We ate in an off-white room, surrounded by mustard-yellow paintings, conversing over the din of a roaring air duct covered in dust. The waitresses buzzed by occasionally, asking over their shoulders if we needed anything. The hostess couldn’t tell us what the specials were. We felt as if we might be out of focus.
There is one thread that ties the food at Du Jour together. It weaves through the menu like a trail of popcorn showing you the way into and out of a misty cave. It is beurre blanc (say: burr blanc), and you better get used to it if you’re planning on eating there very often. Herbed beurre blanc was drizzled over the appetizer, asparagus and smoked salmon in puff pastry ($7). Notice the use of the word “in.” It is a falsehood. The salmon was scattered about and underneath two packaged puff pastries with some asparagus heads. The sauce was bland. The salmon was dry. They were out of the peppercorn pate ($6.50). When your menu is brief (three appetizers and one soup) you shouldn’t run out of anything on a Saturday night. The soup du jour ($4.50) was an asparagus bisque on both of our visits. It was adequate, but my mom won’t be receiving a letter extolling its virtues.
Soon, salads were served. I had a bit of both the spinach salad ($6.50) and the mixed greens with artichoke hearts ($6). The spinach was piled high with scant amounts of strawberries, toasted almonds and brie scattered about. It was accompanied by a supersweet berry vinaigrette which overpowered the almonds, hid the brie and rendered the strawberries a moot point.
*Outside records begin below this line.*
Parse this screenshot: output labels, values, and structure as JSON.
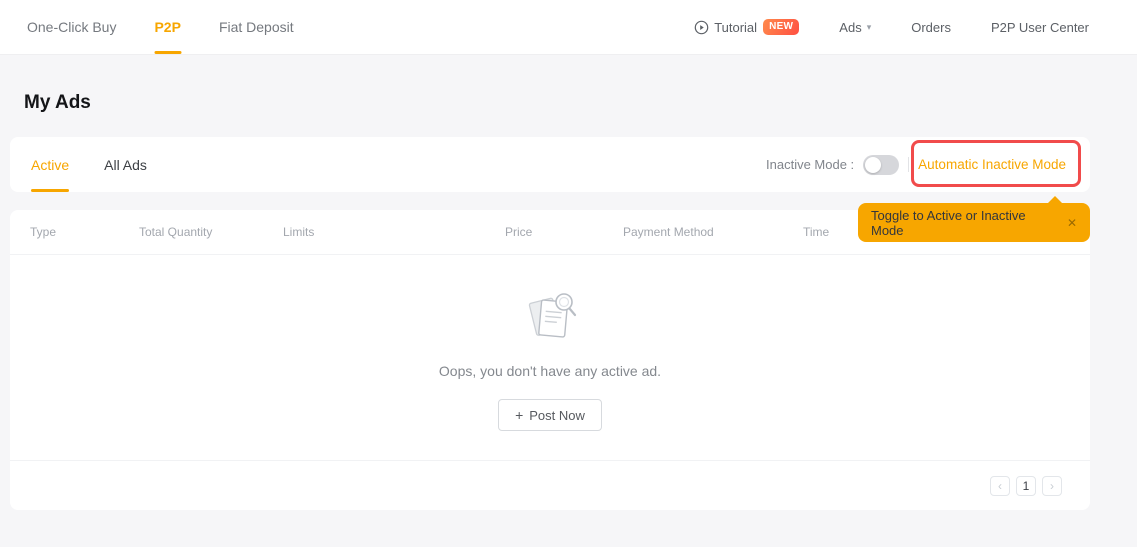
{
  "topnav": {
    "left": [
      {
        "label": "One-Click Buy"
      },
      {
        "label": "P2P",
        "active": true
      },
      {
        "label": "Fiat Deposit"
      }
    ],
    "right": {
      "tutorial": "Tutorial",
      "new_badge": "NEW",
      "ads": "Ads",
      "orders": "Orders",
      "user_center": "P2P User Center"
    }
  },
  "page": {
    "title": "My Ads"
  },
  "tabs": {
    "items": [
      {
        "label": "Active",
        "active": true
      },
      {
        "label": "All Ads",
        "active": false
      }
    ]
  },
  "mode_controls": {
    "label": "Inactive Mode :",
    "toggle_state": "off",
    "link": "Automatic Inactive Mode"
  },
  "tooltip": {
    "text": "Toggle to Active or Inactive Mode"
  },
  "table": {
    "headers": [
      "Type",
      "Total Quantity",
      "Limits",
      "Price",
      "Payment Method",
      "Time"
    ],
    "rows": []
  },
  "empty_state": {
    "message": "Oops, you don't have any active ad.",
    "post_button": "Post Now"
  },
  "pagination": {
    "current": "1"
  },
  "icons": {
    "caret_down": "▾",
    "close": "✕",
    "prev": "‹",
    "next": "›",
    "plus": "+"
  },
  "colors": {
    "accent": "#f7a600",
    "annotation_red": "#f14b4b",
    "tooltip_bg": "#f7a600",
    "badge_gradient_start": "#ff8a4c",
    "badge_gradient_end": "#ff4f42"
  }
}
The mixed greens and hearts came with an herb dressing. Ho hum. The presentation was sloppy owing to an overabundance of greens in both cases. The dressings tasted like they were poured out of gallon containers and were served in plastic ramekins. I hate these things. When you’re charging $6.50 for a salad, and $18 and $19 for entrees, you simply shouldn’t be serving anything in plastic. You might as well as set your table with plastic utensils.
Of the 10 entrees on the menu, I tasted four plus the special on one evening. The lime-grilled tuna was covered in a crab beurre blanc ($17). The blanc was so loaded with lime juice it made me pucker. The grilled salmon special ($17.50) came with a citrus beurre blanc. Terribly sour, it was the ruination of an already dry piece of fish. The Creole seared sea scallops ($17.50) were served with a tomato beurre blanc. The scallops were overcooked, and the sauce was overly tangy to the point of being, yet again, sour. I had the grilled filet with crab and lemon-grass sauce ($19.50) on one occasion. It was respectable, but just. The roasted duck ($16) was served lukewarm with raspberry sauce. It was passable, but just. Nearly all entrees came with the same sticky rice pilaf a la Uncle Ben.
Du Jour is a middling restaurant. The entrees could warrant the prices, but as prepared and presented they don’t. The service is moderate. The staff seems disaffected. The room is drab. It seems to me that there is a lack of focus that pervades Du Jour and is apparent throughout the dining experience. S
Du Jour ($$)
5806 Grove Ave.
285-1301
Lunch: Monday – Saturday 11:30 a.m. – 2:30 p.m.
Dinner: Monday – Saturday 5:30 p.m. – 10 p.m.
Brunch: Sunday 11:30 a.m. – 2:30 p.m.